気づいた二人が視線を向けると、車いすに座る風間と、それを押す正義の姿があった。
「……来てたのか、二人とも」
「お疲れ様です、風間さん」
「……」
労うノアと、視線を逸らす瀬見。
対照的な対応の違いに、それを見た正義は困ったように頬をかく。
「えーと、……」
何か言おうと口を開く正義だが、それと同時に風間が自分で車いすを転がし、瀬見に近寄る。
体格の大きな普段の彼だが、今は彼女を見上げる形となっており、若干違和感を感じる状況となっている。
「……な、何よ?」
「聞いたぞ。
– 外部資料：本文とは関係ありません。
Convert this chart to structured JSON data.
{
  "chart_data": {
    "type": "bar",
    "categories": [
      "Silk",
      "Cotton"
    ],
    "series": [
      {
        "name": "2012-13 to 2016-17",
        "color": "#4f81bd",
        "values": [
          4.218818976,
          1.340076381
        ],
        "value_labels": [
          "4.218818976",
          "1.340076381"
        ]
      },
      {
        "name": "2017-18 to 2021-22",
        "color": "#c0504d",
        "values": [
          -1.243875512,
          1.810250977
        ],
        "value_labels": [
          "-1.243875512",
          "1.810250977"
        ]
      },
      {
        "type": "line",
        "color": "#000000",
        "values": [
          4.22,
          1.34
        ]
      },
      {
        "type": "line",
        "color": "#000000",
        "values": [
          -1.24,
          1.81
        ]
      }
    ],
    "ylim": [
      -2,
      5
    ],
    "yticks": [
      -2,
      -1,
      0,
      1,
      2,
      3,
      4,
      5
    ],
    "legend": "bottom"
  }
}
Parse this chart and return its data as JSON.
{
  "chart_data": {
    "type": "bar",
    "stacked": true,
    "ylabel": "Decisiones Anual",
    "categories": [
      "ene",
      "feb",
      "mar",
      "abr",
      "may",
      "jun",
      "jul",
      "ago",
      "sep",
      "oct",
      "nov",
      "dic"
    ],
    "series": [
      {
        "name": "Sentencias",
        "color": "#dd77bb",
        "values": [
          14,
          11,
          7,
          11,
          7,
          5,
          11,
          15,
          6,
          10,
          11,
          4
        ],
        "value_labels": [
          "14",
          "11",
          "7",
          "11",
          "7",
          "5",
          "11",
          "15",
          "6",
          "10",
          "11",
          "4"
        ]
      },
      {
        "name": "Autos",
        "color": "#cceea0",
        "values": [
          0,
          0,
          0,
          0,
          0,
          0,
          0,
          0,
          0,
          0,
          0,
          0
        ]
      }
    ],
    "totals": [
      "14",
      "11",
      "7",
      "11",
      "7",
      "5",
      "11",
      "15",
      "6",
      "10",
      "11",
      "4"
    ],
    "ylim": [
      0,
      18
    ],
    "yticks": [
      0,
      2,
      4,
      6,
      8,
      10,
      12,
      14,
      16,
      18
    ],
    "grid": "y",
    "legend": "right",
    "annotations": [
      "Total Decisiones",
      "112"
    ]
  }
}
お前らが、俺を助ける作戦を考えたんだってな」
瀬見とノアを交互に見やる風間。
「正確には、情報を集めたのは彼女で、作戦立案が私でした」
ノアがサラッと言う。
「……そうか」
そう一言言うと、
「「……!?」」
「……すまなかった。ありがとう」
頭を下げ、謝罪した。
二人は驚きを隠せなかった。
特に瀬見に至っては、当初殴ってやると息巻くほどだったため、目の前の光景が信じられないでいたほどだ。
「……な、何よ、急に」
戸惑って視線を外す瀬見。
「おまえ達のおかげで助かったのは事実だ。その礼を言うのは当たり前だ」
「別に、礼なんて……」
「いや、全く未経験の中での功績だ。本当に、ありがとうな。腕がいい」
素っ気なくふるまう彼女に、風間は再度礼を言う。
そして、不意に彼は手を彼女の頭に持っていき、優しく撫でた。
「……!?」
完全に不意打ちとなった彼の行動に、瀬見は顔を真っ赤にしてあたふたし始める。
「な、何すんのよ!?」
「何って、感謝の礼だよ。今はこれくらいしかできないから、許してくれ」
「や、やめなさいよ!」
「お、おい、突き飛ばすな! この車いすは止まれないんだぞ!?」
彼女が思わず突き飛ばしてしまったことで、風間は流されるように離れていく。
「……あっ、ごめんなさい!」
謝罪の言葉とともに、彼を追って瀬見も駆けて行った。
「……何なんですかね、あれ?」
「さてね。ふふ」
「……何を笑ってるんですか?」
「まあ、ノアにはわからないことさ」
からかうように笑う正義。そんな彼に、ノアはため息をつく。
「それはそうと、これから私達はどうなるんです?」
「ああ。『闇』は本日をもって、正式に解散だ」
あっさりと重大なことを言う正義だが、ノアはそれを予期していたかのように冷静だった。
「早くも、私は無職ですか」
「心配するな。後継の組織が立ち上がることになってる。風間を含め、君らにはそっちに入ることになるさ。顧問もドクターが引き継ぐみたいだし、まあうまくやって行けるだろう」
「……あなたは?」
「……僕には、まだやることがある」
歯切れが悪い雰囲気で、彼は言う。
「まあ、近いうちにわかるさ」
そう言って、正義は歩き始めた。
「どちらに?」
「風間達を迎えに。あいつら、今ほとんど金ないから帰れないだろ?」
そう言って、二人は歩を進める。
「……あ、そうだ」
「? どうしたんですか?」
「カルタ! カルタなんてどうだ?」
「?」
正義の突拍子もない言葉に、ノアは疑問符を浮かべる。
「おまえの名前だよ。正式に日本人として暮らすための名前だ。いい名前だろ?」
自信満々な正義に、再びため息をつくノア。
「……まさか、初めてやったゲームから、その名前にしたんじゃないでしょうね?」
「……ダメか?」
「安直すぎるでしょう? まさか、娘さんにも同じように名前つけたんじゃないでしょうね?」
「……名前は妻が考えたんだが、漢字までは決められなくてな。そこだけは、俺が……」
「……娘さんに、同情しますよ」
頭を抱えたくなるノアと、いい名前なんだがな、とぶつぶつとぼやく正義。
二人はそうして、風間達の元へと歩いて行った。
この数週間後、鬼道正義は処刑された。